Friday, November 17, 2017

Merit-Based Incentive Payment System (MIPS)

MACRA replaced three Medicare reporting programs with MIPS (Medicare Meaningful Use, the Physician Quality Reporting System, and the Value-Based Payment Modifier).

Under the combination of the previous programs, you would have faced a negative payment adjustment as high as 9% total in 2019, but the MACRA ended those programs, reduced the potential negative payment adjustments in the early years, and streamlined the overall requirements. While these three programs will end in 2018, if you have participated in these programs in the past, then you will have an advantage in MIPS because many of the requirements should be familiar.

To check if you need to submit data to MIPS, enter your 10-digit National Provider Identifier (NPI) number in the link below,

https://qpp.cms.gov/participation-lookup

MACRA defined four performance categories for MIPS, linked by their connection to quality and value of patient care.

Quality : Replaces the Physician Quality Reporting System (PQRS)

Most participants: Report up to 6 quality measures, including an outcome measure, for a minimum of 90 days.

Groups using the web interface: Report 15 quality measures for a full year. To submit data as a group through the CMS Web Interface, you must register your group between April 1, 2017 and June 30, 2017.

Groups in APMs qualifying for special scoring under MIPS, such as Shared Savings Track 1 APM or the Oncology Care Model one-sided risk APM: Report quality measures through your APM. You do not need to do anything additional for MIPS quality.

Advancing Care Information : Replaces the Medicare EHR Incentive Program, also known as Meaningful Use

Fulfill the required measures for a minimum of 90 days:

    Security Risk Analysis

    e-Prescribing

    Provide Patient Access

    Send Summary of Care

    Request/Accept Summary of Care

Choose to submit up to 9 measures for a minimum of 90 days for additional credit.

For bonus credit, you can:

    Report Public Health and Clinical Data Registry Reporting measures

    Use certified EHR technology to complete certain improvement activities in the improvement activities performance category

OR

You may not need to submit advancing care information if these measures do not apply to you.

Improvement Activities : New category

Most participants: Attest that you completed up to 4 improvement activities for a minimum of 90 days.

Groups with fewer than 15 participants or if you are in a rural or health professional shortage area: Attest that you completed up to 2 activities for a minimum of 90 days.

Participants in certified patient-centered medical homes, comparable specialty practices, or an APM designated as a Medical Home Model: You will automatically earn full credit.

Participants in certain APMs under the APM scoring standard, such as Shared Savings Program Track 1 or OCM: You will automatically receive points based on the requirements of participating in the APM. For all current APMs under the APM scoring standard, this assigned score will be full credit. For all future APMs under the APM scoring standard, the assigned score will be at least half credit.
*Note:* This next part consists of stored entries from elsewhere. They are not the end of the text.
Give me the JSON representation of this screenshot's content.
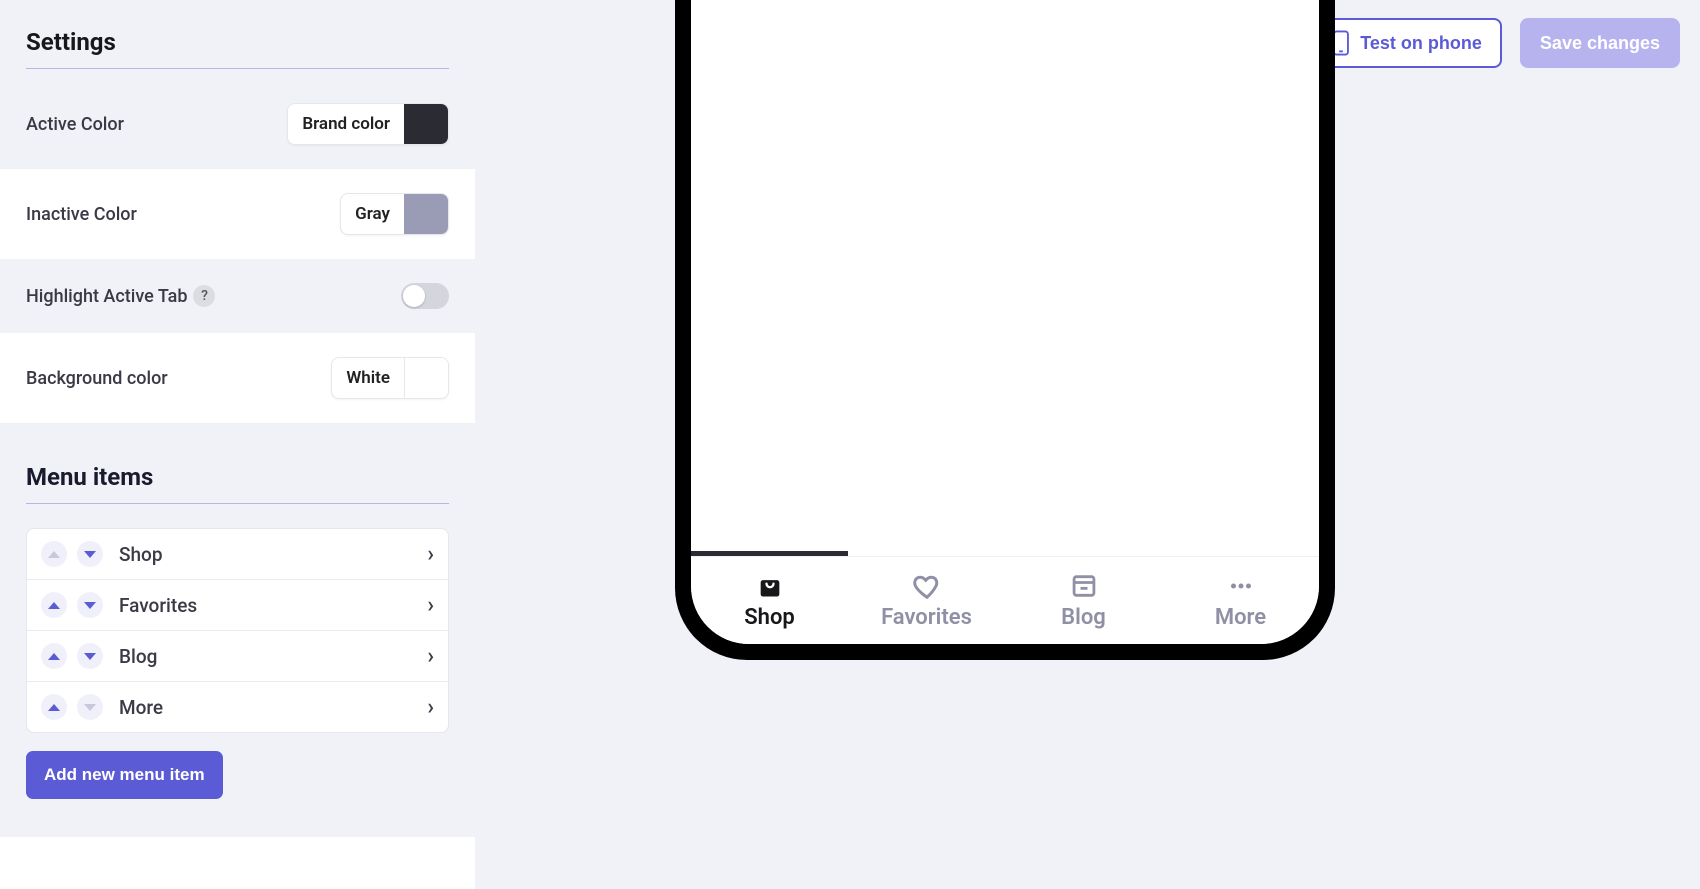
{
  "sidebar": {
    "settings_title": "Settings",
    "active_color_label": "Active Color",
    "active_color_value": "Brand color",
    "inactive_color_label": "Inactive Color",
    "inactive_color_value": "Gray",
    "highlight_label": "Highlight Active Tab",
    "background_label": "Background color",
    "background_value": "White",
    "menu_title": "Menu items",
    "menu_items": [
      {
        "label": "Shop"
      },
      {
        "label": "Favorites"
      },
      {
        "label": "Blog"
      },
      {
        "label": "More"
      }
    ],
    "add_button": "Add new menu item"
  },
  "actions": {
    "test": "Test on phone",
    "save": "Save changes"
  },
  "tabbar": {
    "items": [
      {
        "label": "Shop",
        "icon": "bag-icon",
        "active": true
      },
      {
        "label": "Favorites",
        "icon": "heart-icon",
        "active": false
      },
      {
        "label": "Blog",
        "icon": "archive-icon",
        "active": false
      },
      {
        "label": "More",
        "icon": "dots-icon",
        "active": false
      }
    ]
  },
  "colors": {
    "brand": "#2b2b33",
    "gray": "#9a9bb5",
    "white": "#ffffff",
    "accent": "#5b5bd6"
  }
}
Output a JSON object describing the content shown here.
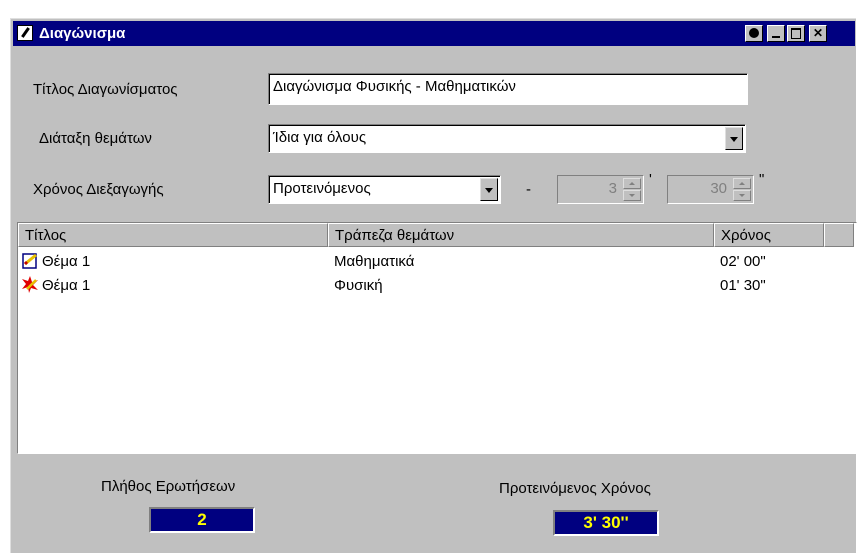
{
  "window": {
    "title": "Διαγώνισμα"
  },
  "form": {
    "title_label": "Τίτλος Διαγωνίσματος",
    "title_value": "Διαγώνισμα Φυσικής - Μαθηματικών",
    "order_label": "Διάταξη θεμάτων",
    "order_value": "Ίδια για όλους",
    "duration_label": "Χρόνος Διεξαγωγής",
    "duration_value": "Προτεινόμενος",
    "dash": "-",
    "minutes_value": "3",
    "minutes_unit": "'",
    "seconds_value": "30",
    "seconds_unit": "\""
  },
  "table": {
    "columns": [
      "Τίτλος",
      "Τράπεζα θεμάτων",
      "Χρόνος"
    ],
    "rows": [
      {
        "icon": "pencil-note-icon",
        "title": "Θέμα 1",
        "bank": "Μαθηματικά",
        "time": "02' 00\""
      },
      {
        "icon": "red-burst-icon",
        "title": "Θέμα 1",
        "bank": "Φυσική",
        "time": "01' 30\""
      }
    ]
  },
  "status": {
    "count_label": "Πλήθος Ερωτήσεων",
    "count_value": "2",
    "time_label": "Προτεινόμενος Χρόνος",
    "time_value": "3' 30''"
  },
  "colors": {
    "titlebar": "#000080",
    "lcd_text": "#ffff00",
    "face": "#c0c0c0"
  }
}
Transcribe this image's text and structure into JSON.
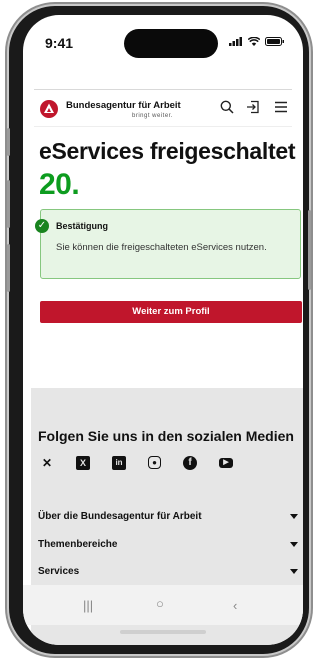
{
  "status_bar": {
    "time": "9:41"
  },
  "header": {
    "brand": "Bundesagentur für Arbeit",
    "tagline": "bringt weiter."
  },
  "page": {
    "title": "eServices freigeschaltet",
    "badge": "20."
  },
  "confirmation": {
    "title": "Bestätigung",
    "text": "Sie können die freigeschalteten eServices nutzen."
  },
  "primary_button": {
    "label": "Weiter zum Profil"
  },
  "footer": {
    "social_title": "Folgen Sie uns in den sozialen Medien",
    "social_icons": [
      "x-icon",
      "xing-icon",
      "linkedin-icon",
      "instagram-icon",
      "facebook-icon",
      "youtube-icon"
    ],
    "accordion": [
      {
        "label": "Über die Bundesagentur für Arbeit"
      },
      {
        "label": "Themenbereiche"
      },
      {
        "label": "Services"
      }
    ]
  },
  "colors": {
    "brand_red": "#c0162c",
    "success_green": "#0d9c1f",
    "success_bg": "#e7f5e5",
    "footer_bg": "#e6e6e6"
  }
}
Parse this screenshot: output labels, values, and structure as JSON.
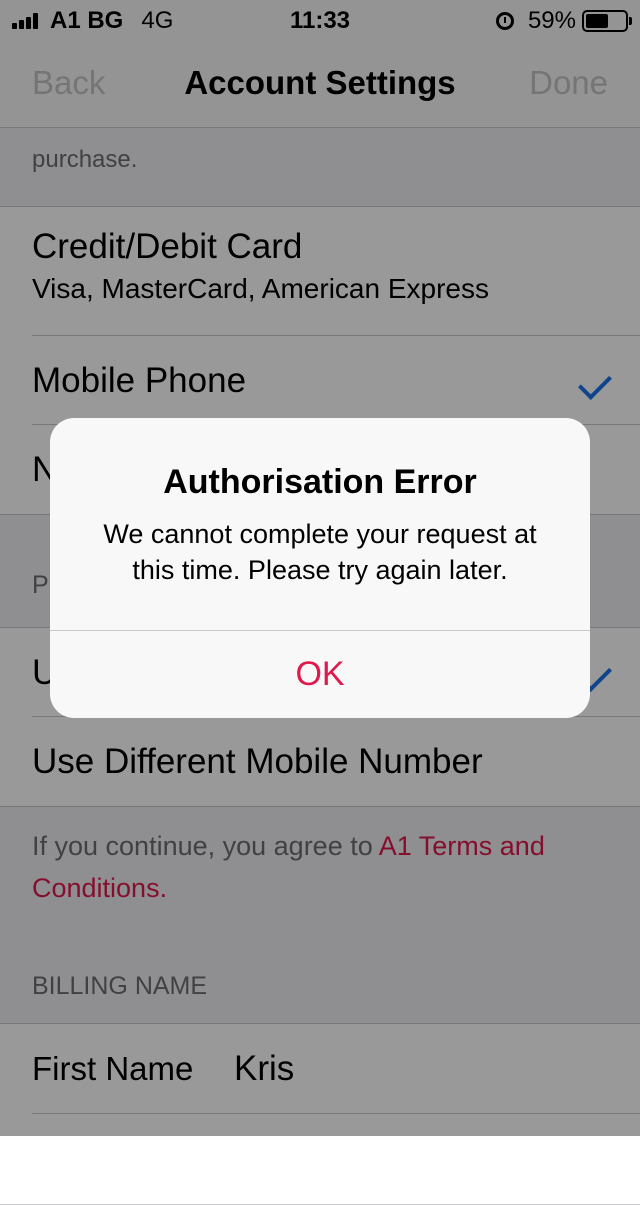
{
  "status_bar": {
    "carrier": "A1 BG",
    "network": "4G",
    "time": "11:33",
    "battery": "59%",
    "battery_level": 0.59
  },
  "nav": {
    "back_label": "Back",
    "title": "Account Settings",
    "done_label": "Done"
  },
  "top_note": "purchase.",
  "payment_methods": [
    {
      "title": "Credit/Debit Card",
      "subtitle": "Visa, MasterCard, American Express",
      "selected": false
    },
    {
      "title": "Mobile Phone",
      "selected": true
    },
    {
      "title": "N",
      "selected": false
    }
  ],
  "phone_section": {
    "header": "P",
    "options": [
      {
        "title": "U",
        "selected": true
      },
      {
        "title": "Use Different Mobile Number",
        "selected": false
      }
    ]
  },
  "terms": {
    "text": "If you continue, you agree to ",
    "link_line1": "A1 Terms and",
    "link_line2": "Conditions."
  },
  "billing": {
    "header": "BILLING NAME",
    "first_name_label": "First Name",
    "first_name_value": "Kris"
  },
  "alert": {
    "title": "Authorisation Error",
    "message": "We cannot complete your request at this time. Please try again later.",
    "ok_label": "OK"
  },
  "colors": {
    "accent": "#e0184c",
    "checkmark": "#1a73e8"
  }
}
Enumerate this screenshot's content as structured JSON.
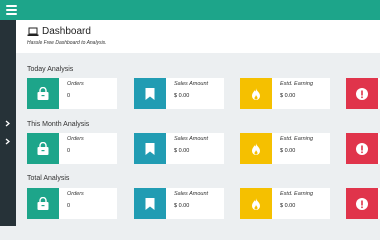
{
  "header": {
    "title": "Dashboard",
    "subtitle": "Hassle Free Dashboard to Analysis."
  },
  "sections": [
    {
      "title": "Today Analysis",
      "cards": [
        {
          "label": "Orders",
          "value": "0"
        },
        {
          "label": "Sales Amount",
          "value": "$ 0.00"
        },
        {
          "label": "Estd. Earning",
          "value": "$ 0.00"
        }
      ]
    },
    {
      "title": "This Month Analysis",
      "cards": [
        {
          "label": "Orders",
          "value": "0"
        },
        {
          "label": "Sales Amount",
          "value": "$ 0.00"
        },
        {
          "label": "Estd. Earning",
          "value": "$ 0.00"
        }
      ]
    },
    {
      "title": "Total Analysis",
      "cards": [
        {
          "label": "Orders",
          "value": "0"
        },
        {
          "label": "Sales Amount",
          "value": "$ 0.00"
        },
        {
          "label": "Estd. Earning",
          "value": "$ 0.00"
        }
      ]
    }
  ],
  "icons": {
    "menu": "menu-icon",
    "laptop": "laptop-icon",
    "orders": "shopping-bag-icon",
    "sales": "bookmark-icon",
    "earning": "fire-icon",
    "alert": "exclamation-icon",
    "sidebar_arrow": "chevron-right-icon"
  },
  "colors": {
    "topbar": "#1da58a",
    "sidebar": "#263238",
    "orders": "#1da58a",
    "sales": "#219cb3",
    "earning": "#f5c000",
    "alert": "#e0344b",
    "background": "#eceff1"
  }
}
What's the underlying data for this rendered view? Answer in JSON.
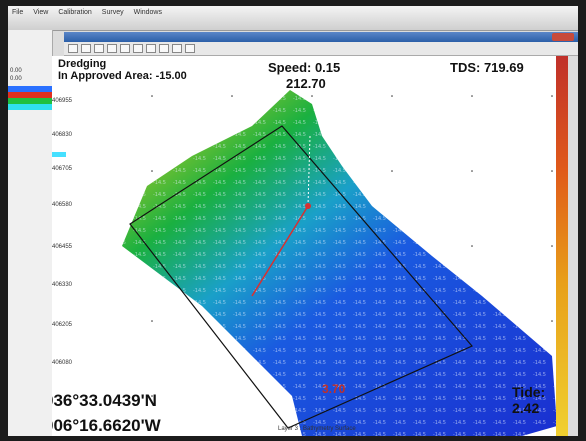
{
  "app": {
    "menu": [
      "File",
      "View",
      "Calibration",
      "Survey",
      "Windows"
    ],
    "left_values": [
      "0.00",
      "0.00"
    ]
  },
  "overlay": {
    "mode": "Dredging",
    "area_label": "In Approved Area: -15.00",
    "speed": "Speed: 0.15",
    "heading": "212.70",
    "tds": "TDS: 719.69",
    "lat": "036°33.0439'N",
    "lon": "006°16.6620'W",
    "tide": "Tide: 2.42",
    "depth": "3.70"
  },
  "grid_ticks": [
    "406955",
    "406830",
    "406705",
    "406580",
    "406455",
    "406330",
    "406205",
    "406080"
  ],
  "status": "Layer 3 : Bathymetry Surface",
  "colors": {
    "shallow": "#e08a1a",
    "mid": "#1ab040",
    "deep": "#1a2fd0",
    "track": "#d83030",
    "scale_top": "#c0302a",
    "scale_bottom": "#f0d030"
  }
}
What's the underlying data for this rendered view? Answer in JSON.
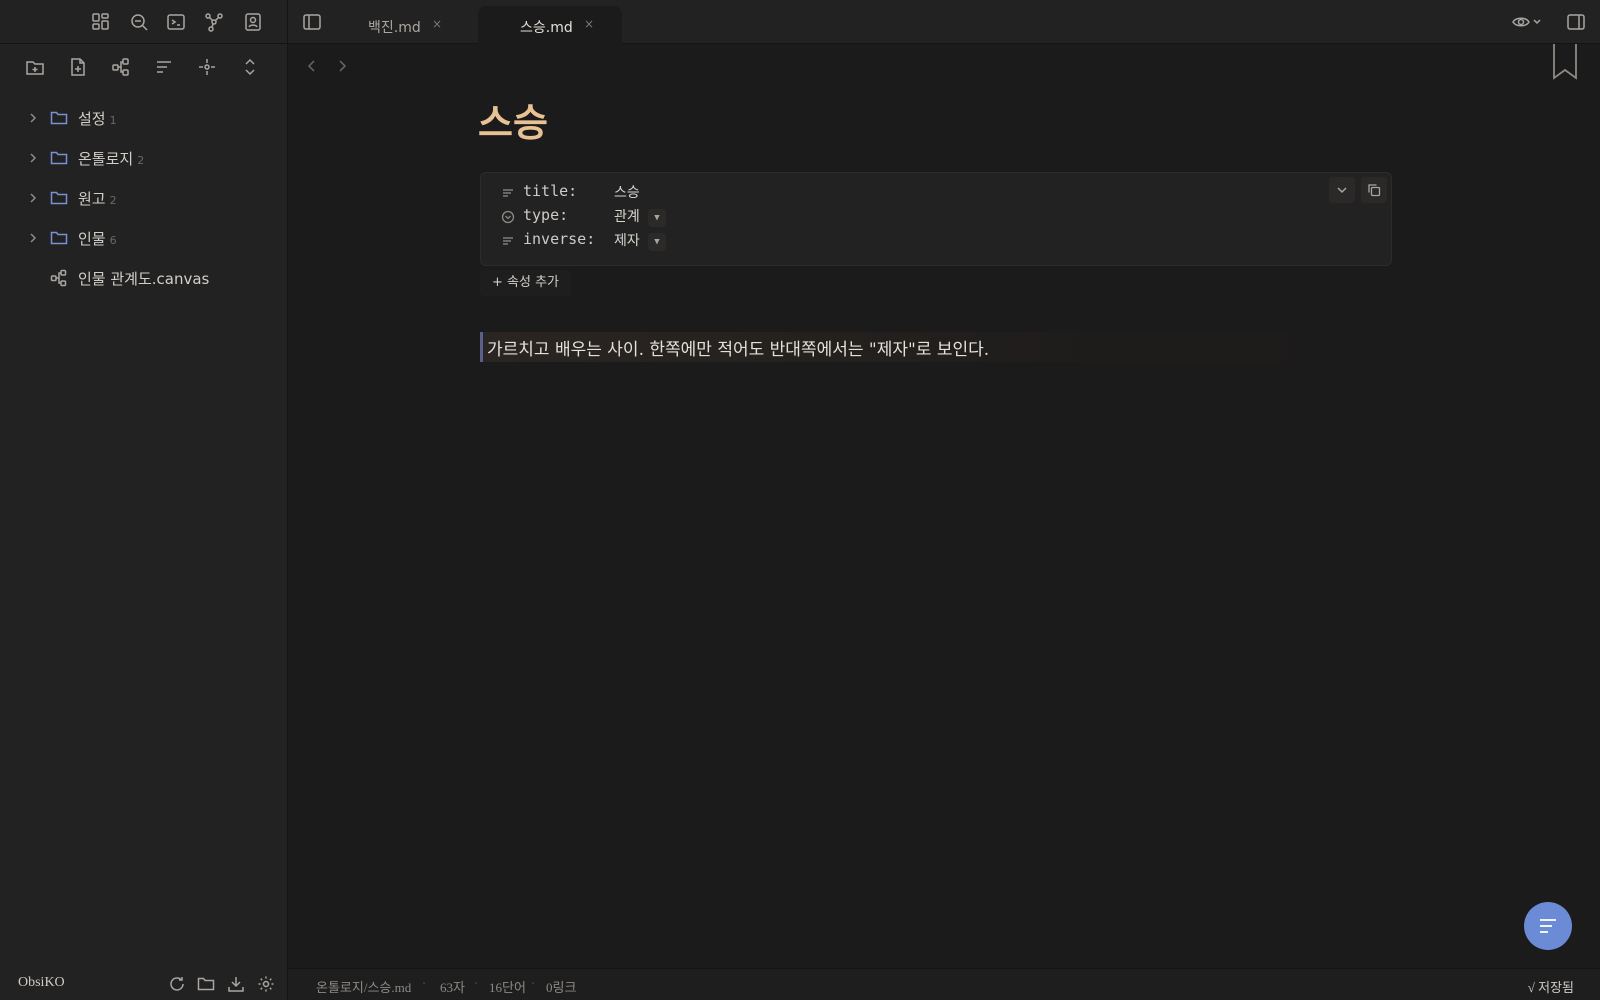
{
  "sidebar": {
    "ribbon_icons": [
      "dashboard-icon",
      "search-icon",
      "terminal-icon",
      "graph-icon",
      "contacts-icon"
    ],
    "toolbar_icons": [
      "new-folder-icon",
      "new-note-icon",
      "new-canvas-icon",
      "sort-icon",
      "locate-icon",
      "collapse-icon"
    ],
    "tree": [
      {
        "label": "설정",
        "count": "1",
        "type": "folder"
      },
      {
        "label": "온톨로지",
        "count": "2",
        "type": "folder"
      },
      {
        "label": "원고",
        "count": "2",
        "type": "folder"
      },
      {
        "label": "인물",
        "count": "6",
        "type": "folder"
      },
      {
        "label": "인물 관계도.canvas",
        "count": "",
        "type": "canvas"
      }
    ],
    "vault_name": "ObsiKO",
    "footer_icons": [
      "refresh-icon",
      "folder-icon",
      "download-icon",
      "settings-icon"
    ]
  },
  "tabs": [
    {
      "label": "백진.md",
      "close": "×",
      "active": false
    },
    {
      "label": "스승.md",
      "close": "×",
      "active": true
    }
  ],
  "note": {
    "title": "스승",
    "properties": [
      {
        "key": "title:",
        "value": "스승",
        "icon": "text-icon",
        "dropdown": false
      },
      {
        "key": "type:",
        "value": "관계",
        "icon": "select-icon",
        "dropdown": true
      },
      {
        "key": "inverse:",
        "value": "제자",
        "icon": "text-icon",
        "dropdown": true
      }
    ],
    "add_property": "+ 속성 추가",
    "body": "가르치고 배우는 사이. 한쪽에만 적어도 반대쪽에서는 \"제자\"로 보인다."
  },
  "status": {
    "path": "온톨로지/스승.md",
    "chars": "63자",
    "words": "16단어",
    "links": "0링크",
    "saved": "√ 저장됨"
  },
  "colors": {
    "accent": "#6b8bd6",
    "title": "#e8c194",
    "folder": "#7b8fd4"
  }
}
Cost : Replaces Value-Based Modifier

No data submission required. Calculated from adjudicated claims.

Retrieved from https://qpp.cms.gov/

Quality Payment Program - MACRA

The Quality Payment Program that is part of the Medicare Access and CHIP Reauthorization Act of 2015 (MACRA) improves Medicare by helping Providers focus on care quality and the one thing that matters most — making patients healthier. The Quality Payment Program is focused on moving the payment system to reward high-value, patient-centered care.

The Quality Payment Program has two tracks you can choose from:

1). Advanced Alternative Payment Models (APMs)

2). The Merit-based Incentive Payment System (MIPS).

Participate in the Advanced APM track:

If you receive 25% of Medicare covered professional services or see 20% of your Medicare patients through an Advanced APM in 2017, then you earn a 5% Medicare incentive payment in 2019.

You are eligible to participate in the MIPS track of the Quality Payment Program if you bill more than $30,000 to Medicare, and provide care to more than 100 Medicare patients per year, and you are a :  Physician, Physician Assistant, Nurse Practitioner, Clinical Nurse Specialist, Certified Registered Nurse Anesthetist. If 2017 is your first year participating in Medicare, then you are not required to participate in the Quality Payment Program in 2017.

Participate in the MIPS track:

If you choose the MIPS track of the Quality Payment Program,  you have four options.

1.Don't Participate
Not participating in the Quality Payment Program: If you don't send in any 2017 data, then you receive a negative 4% payment adjustment.

2.Submit Something
Test: If you submit a minimum amount of 2017 data to Medicare (for example, one quality measure or one improvement activity), you can avoid a downward payment adjustment.

3.Submit a Partial Year
Partial: If you submit 90 days of 2017 data to Medicare, you may earn a neutral or small positive payment adjustment.

4.Submit a Full Year
Full: If you submit a full year of 2017 data to Medicare, you may earn a moderate positive payment adjustment.

The size of your payment adjustment will depend both on how much data you submit and your  quality results.